Sul versante della politica la scena è altrettanto desolante. Ieri il Pd era pronto a scendere in piazza con i dariofò, gli eco e i colombo, per difendere la Costituzione e il diritto di Napolitano a bloccare il decreto che avrebbe potuto salvare Eluana. E oggi, invece, si impegna a dimostrare che Eluana è morta per colpa di governo e maggioranza, che non hanno fatto abbastanza in fretta ad approvare la legge sul testamento biologico. E’ il mondo sottosopra. E’ il segno che il corpo senza vita (oggi si può dire, ieri no) di Eluana è troppo ingombrante anche per chi tanto fortemente aveva difeso il suo diritto a morire.
Ieri sera a Porta a Porta, l’unica tesi che gli esponenti del Pd erano in grado di articolare era questa: il governo e la maggioranza hanno perso tempo, Eluana è morta per colpa loro. Di nuovo un paradosso indicibile: la colpa è del ritardo di una legge che il Pd avrebbe largamente bocciato. La colpa sarebbe dell’inazione del governo, quando poche ore prima della morte di Eluana, Massimo D’Alema denunciava al contrario “l’accanimento del governo che interviene addirittura in forza di legge per sottrarre un corpo che oramai vive di vita artificiale” al suo destino. La corsa di Berlusconi contro il tempo era definita da D’Alema “persecuzione contro una famiglia”.
Il Pd ha disdetto la sua manifestazione: forse perché oggi la Costituzione non ha più bisogno di essere difesa. O forse perché non ne aveva bisogno neanche ieri. E anche una manifestazione per difendere Napolitano , nel giorno della morte di Eluana, poteva essere imbarazzante. Così si capisce che l’attentato alla Costituzione non era il disegno segreto di Berlusconi, ma il pretesto palese dell’opposizione per manifestare per il diritto alla morte senza dirlo. Sui cartelli si scrive più facilmente "viva", che non "morte". Così come è paradossale che i difensori della centralità del Parlamento contro i colpi di mano decretizi di Belrusconi non tenessero in alcun conto che la maggioranza di quello stesso Parlamento era pronta a votare la legge, e la stragrande maggioranza era concorde che in un caso come quello di Eluana, senza volontà esplicitamente dichiarata, non sarebbe stato possibile togliere acqua e nutrizione. Paradossale: liberali, radicali, garantisti, tutti in piazza a difendere una sentenza della Cassazione.

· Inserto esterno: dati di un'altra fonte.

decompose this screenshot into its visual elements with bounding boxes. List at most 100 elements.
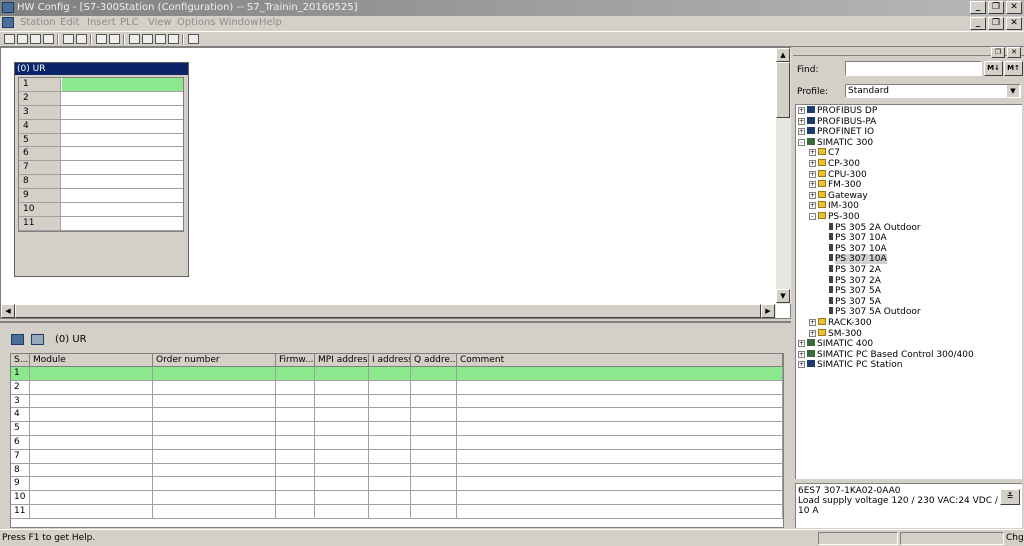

E’ una battaglia, quella per la morte di Eluana, in cui i vincitori preferiscono mascherarsi da sconfitti. Così incredibilmente, sui giornali, nei commenti, nelle rassegne stampa radiofoniche, si continua ancora oggi a recriminare sulle ingerenze vaticane, sullo strapotere dei vescovi, sull’Italia ridotta a stato teocratico, come se Eluana fosse stata strappata, ancora viva, ai suoi medici da un drappello di guardie svizzere.
Il laicismo trionfante sembra aver vergogna di se stesso. Per la prima volta è la sconfitta ad avere molti padri, tutti quelli che a viso aperto hanno tentato l’impossibile per salvare Eluana, quelli che si sono presi le loro responsabilità, quelli che erano pronti a scendere in piazza per la sua vita, quelli che sono andati allo scontro senza tiepidezze. La vittoria, invece, questa volta è orfana.